Last modified 17 years ago

#6565 closed (wontfix)

delete() method is not called on related objects

Reported by: Thomas Steinacher <tom@…> Owned by: nobody
Component: Database layer (models, ORM) Version: dev
Severity: Keywords:
Cc: Triage Stage: Design decision needed
Has patch: no Needs documentation: no
Needs tests: no Patch needs improvement: no
Easy pickings: no UI/UX: no

Description

Consider the following models.py:

from django.db import models

class A(models.Model):
    pass

    def delete(self):
        print 'deleting a'
        super(A, self).delete()

class B(models.Model):
    a = models.ForeignKey(A)

    def delete(self):
        print 'deleting B'
        super(B, self).delete()

Test case:

In [1]: from test import models

In [2]: a = models.A.objects.create()

In [3]: b = models.B.objects.create(a=a)

In [4]: models.A.objects.all()
Out[4]: [<A: A object>]

In [5]: models.B.objects.all()
Out[5]: [<B: B object>]

In [6]: a.delete()
deleting a

In [7]: models.A.objects.all()
Out[7]: []

In [8]: models.B.objects.all()
Out[8]: []

When calling "a.delete()", the delete method of model B should be called, so the expected output is:

In [6]: a.delete()
deleting b
deleting a

Change History (4)

comment:1 by Malcolm Tredinnick, 17 years ago

Triage Stage: UnreviewedDesign decision needed

It's not clear that the delete() method on B *should* be called. The important thing is that the related objects are deleted, which works correctly. This isn't a subclassing relationship, so there's not a clear expectation that the corresponding method is called to actually do the deletion (it turns out to be less efficient than how we work now).

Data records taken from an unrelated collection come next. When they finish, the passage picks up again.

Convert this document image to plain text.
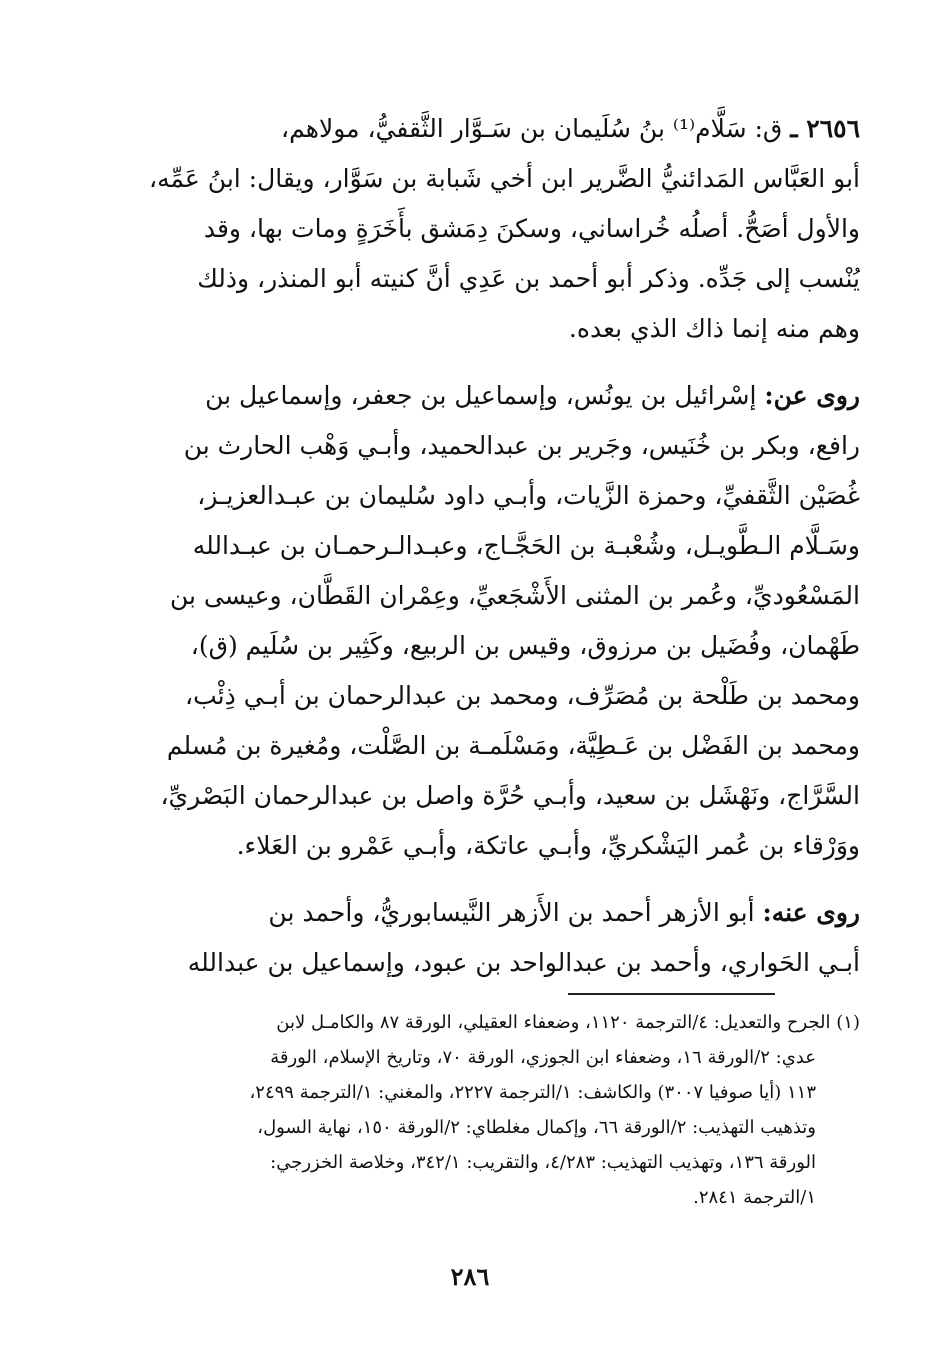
٢٦٥٦ ـ ق: سَلَّام⁽¹⁾ بنُ سُلَيمان بن سَـوَّار الثَّقفيُّ، مولاهم،
أبو العَبَّاس المَدائنيُّ الضَّرير ابن أخي شَبابة بن سَوَّار، ويقال: ابنُ عَمِّه،
والأول أصَحُّ. أصلُه خُراساني، وسكنَ دِمَشق بأَخَرَةٍ ومات بها، وقد
يُنْسب إلى جَدِّه. وذكر أبو أحمد بن عَدِي أنَّ كنيته أبو المنذر، وذلك
وهم منه إنما ذاك الذي بعده.
روى عن: إسْرائيل بن يونُس، وإسماعيل بن جعفر، وإسماعيل بن
رافع، وبكر بن خُنَيس، وجَرير بن عبدالحميد، وأبـي وَهْب الحارث بن
غُصَيْن الثَّقفيِّ، وحمزة الزَّيات، وأبـي داود سُليمان بن عبـدالعزيـز،
وسَـلَّام الـطَّويـل، وشُعْبـة بن الحَجَّـاج، وعبـدالـرحمـان بن عبـدالله
المَسْعُوديِّ، وعُمر بن المثنى الأَشْجَعيِّ، وعِمْران القَطَّان، وعيسى بن
طَهْمان، وفُضَيل بن مرزوق، وقيس بن الربيع، وكَثِير بن سُلَيم (ق)،
ومحمد بن طَلْحة بن مُصَرِّف، ومحمد بن عبدالرحمان بن أبـي ذِئْب،
ومحمد بن الفَضْل بن عَـطِيَّة، ومَسْلَمـة بن الصَّلْت، ومُغيرة بن مُسلم
السَّرَّاج، ونَهْشَل بن سعيد، وأبـي حُرَّة واصل بن عبدالرحمان البَصْريِّ،
ووَرْقاء بن عُمر اليَشْكريِّ، وأبـي عاتكة، وأبـي عَمْرو بن العَلاء.
روى عنه: أبو الأزهر أحمد بن الأَزهر النَّيسابوريُّ، وأحمد بن
أبـي الحَواري، وأحمد بن عبدالواحد بن عبود، وإسماعيل بن عبدالله
(١) الجرح والتعديل: ٤/الترجمة ١١٢٠، وضعفاء العقيلي، الورقة ٨٧ والكامـل لابن
عدي: ٢/الورقة ١٦، وضعفاء ابن الجوزي، الورقة ٧٠، وتاريخ الإسلام، الورقة
١١٣ (أيا صوفيا ٣٠٠٧) والكاشف: ١/الترجمة ٢٢٢٧، والمغني: ١/الترجمة ٢٤٩٩،
وتذهيب التهذيب: ٢/الورقة ٦٦، وإكمال مغلطاي: ٢/الورقة ١٥٠، نهاية السول،
الورقة ١٣٦، وتهذيب التهذيب: ٤/٢٨٣، والتقريب: ٣٤٢/١، وخلاصة الخزرجي:
١/الترجمة ٢٨٤١.
٢٨٦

Needs some further thought, but I suspect this probably isn't a good idea. It introduces side-effects that could be difficult to control. If you want to do something when a related object is deleted, use the "delete" signal.

comment:2 by Thomas Steinacher <tom@…>, 17 years ago

I agree that not calling delete is more efficient. It looks like your suggestion to use signals is the best solution right now.

In my case, I need to call a function ALWAYS when an object is deleted. This requires me to write the following code for each affected model, which doesn't look that pretty:

class B(models.Model):
    a = models.ForeignKey(A)

    def pre_delete(self):
        print 'deleting b'

def delete_b(sender, instance, signal, *args, **kwargs):
    instance.pre_delete()

dispatcher.connect(delete_b, signal=signals.pre_delete, sender=B)

What about providing a simpler way to accomplish this?

comment:3 by Malcolm Tredinnick, 17 years ago

Resolution: wontfix
Status: newclosed

Beauty's in the eye of the beholder, but there's really no problem with the above code. Particularly as your delete_b method only has to be written once. You register the signal handler and write a handler function that does whatever you want. It can't get much simpler than that, unless Django automatically registered the signal handler for you (which isn't going to happen -- signal dispatching is not free; if you want it, you set it up and everybody else doesn't pay the penalty). You have to write pre_delete in any case (whether it's called pre_delete or delete doesn't really matter here) and delete_b will work for all instances, regardless of class type. So, basically, you need to write one signal registration call per model; one line of code. Not a huge extra burden that I can see.

What sort of simplification are you hoping for? Taking into account the above (no automatic signal registration), if you have a suggestion, please, let's hear it.

comment:4 by Thomas Steinacher <tom@…>, 17 years ago

I was hoping to do something like this:

class B(models.Model):
    a = models.ForeignKey(A)

    @signal(signals.pre_delete)
    def pre_delete(self):
        print 'deleting b'

Unfortunately this doesn't work as the decorator doesn't know to which class the function belongs.